The medical profession might be waking up to the potential of such holistic therapies as massage, chiropractic, yoga, acupuncture and others to serve as an alternative to opioid use for pain, based on the announcement of research to compare such therapies to prescription drugs.
In the U.S., opioid addiction and overdose deaths, and similar outcomes related to heroin, have both reached epidemic proportions, according to the U.S. Department of Health & Human Services.
More than 30,000 Americans died from opioid drugs in 2015, according to the National Institute on Drug Abuse, and a compilation of information from leading public health experts indicates that up to 650,000 Americans could die from opioid addiction over the next decade.
“That’s almost as many Americans as will die from breast cancer and prostate cancer during that time period,” noted the expert panel report from STAT, which reported the experts’ input. “Put another way, opioids could kill nearly as many Americans in a decade as HIV/AIDS has killed since that epidemic began in the early 1980s.”
Holistic Therapies Research
On Aug. 15, the Patient-Centered Outcomes Research Institute (PCORI), an independent nonprofit organization, announced it has allocated $5.7 million to fund a study of access to holistic therapies for treating low back pain, including massage, acupuncture, osteopathy, chiropractic, yoga, cognitive behavioral therapy, exercise therapy, and physical or occupational therapy—while restricting access to opioids, according to a press release.
“We clearly need more evidence-based information about how to better treat pain as a central component to the efforts to address our nation’s opioid crisis,” said PCORI executive director Joe Selby, M.D., M.P.H.
“The studies PCORI is funding in this area are addressing questions about the comparative effectiveness of strategies to reduce unsafe prescribing, manage long term opioid therapy, and prevent and treat opioid use disorders—questions that patients and other health care stakeholders have told us are most important to them,” he added.

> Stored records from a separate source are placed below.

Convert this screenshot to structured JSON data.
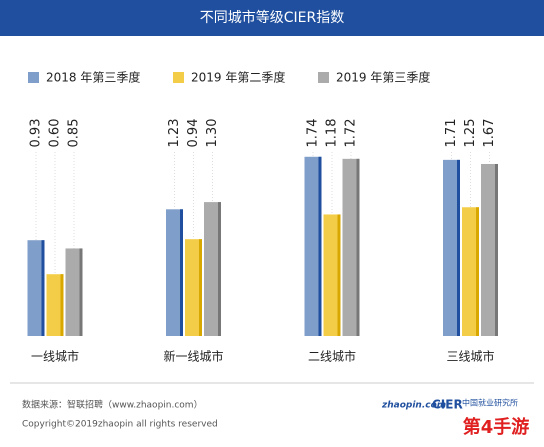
{
  "chart_data": {
    "type": "bar",
    "title": "不同城市等级CIER指数",
    "categories": [
      "一线城市",
      "新一线城市",
      "二线城市",
      "三线城市"
    ],
    "series": [
      {
        "name": "2018 年第三季度",
        "color": "#7f9ec9",
        "values": [
          0.93,
          1.23,
          1.74,
          1.71
        ],
        "value_labels": [
          "0.93",
          "1.23",
          "1.74",
          "1.71"
        ]
      },
      {
        "name": "2019 年第二季度",
        "color": "#f4cd48",
        "values": [
          0.6,
          0.94,
          1.18,
          1.25
        ],
        "value_labels": [
          "0.60",
          "0.94",
          "1.18",
          "1.25"
        ]
      },
      {
        "name": "2019 年第三季度",
        "color": "#ababab",
        "values": [
          0.85,
          1.3,
          1.72,
          1.67
        ],
        "value_labels": [
          "0.85",
          "1.30",
          "1.72",
          "1.67"
        ]
      }
    ]
  },
  "footer": {
    "source": "数据来源：智联招聘（www.zhaopin.com）",
    "copyright": "Copyright©2019zhaopin all rights reserved",
    "logo1": "zhaopin.com",
    "logo2": "CIER",
    "logo2_sub": "中国就业研究所",
    "watermark": "第4手游"
  }
}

MASSAGE Magazine spoke with Massage Therapy Foundation President Jerrilyn Cambron, L.M.T., D.C., M.P.H., Ph.D., about the significance of this study.
“I am happy that the medical profession is starting to focus on nonpharmacological forms of treatment for patients with low back pain,” Cambron said. “There is an extensive amount of research that demonstrates the benefits of massage therapy for pain relief. Collaboration between the health care professions regarding treatment of pain can lead to more patient choices and possibly better treatment outcomes.”
The new holistic therapies study is based at the Kaiser Foundation Research Institute, a division of Kaiser Permanente, and “will take the form of a ‘natural experiment,’ comparing outcomes in patients with low back pain who are enrolled in the Oregon Medicaid program, which provides access to substantially expanded options for nondrug treatments, to similar patients in California’s Medicaid program, which offers access to only conventional low back pain treatments and services, the release noted.
The study’s projected end date is July 2020.
The study, titled “A Naturalistic Experiment Evaluating the Impact of Medicaid Treatment Reimbursement Changes on Opioid Prescribing and Patient Outcomes Among Patients with Low Back Pain,” is just one funded by PCORI, which has approved $150 million in funding for 50 comparative clinical effectiveness research projects related to opioid misuse and pain treatment.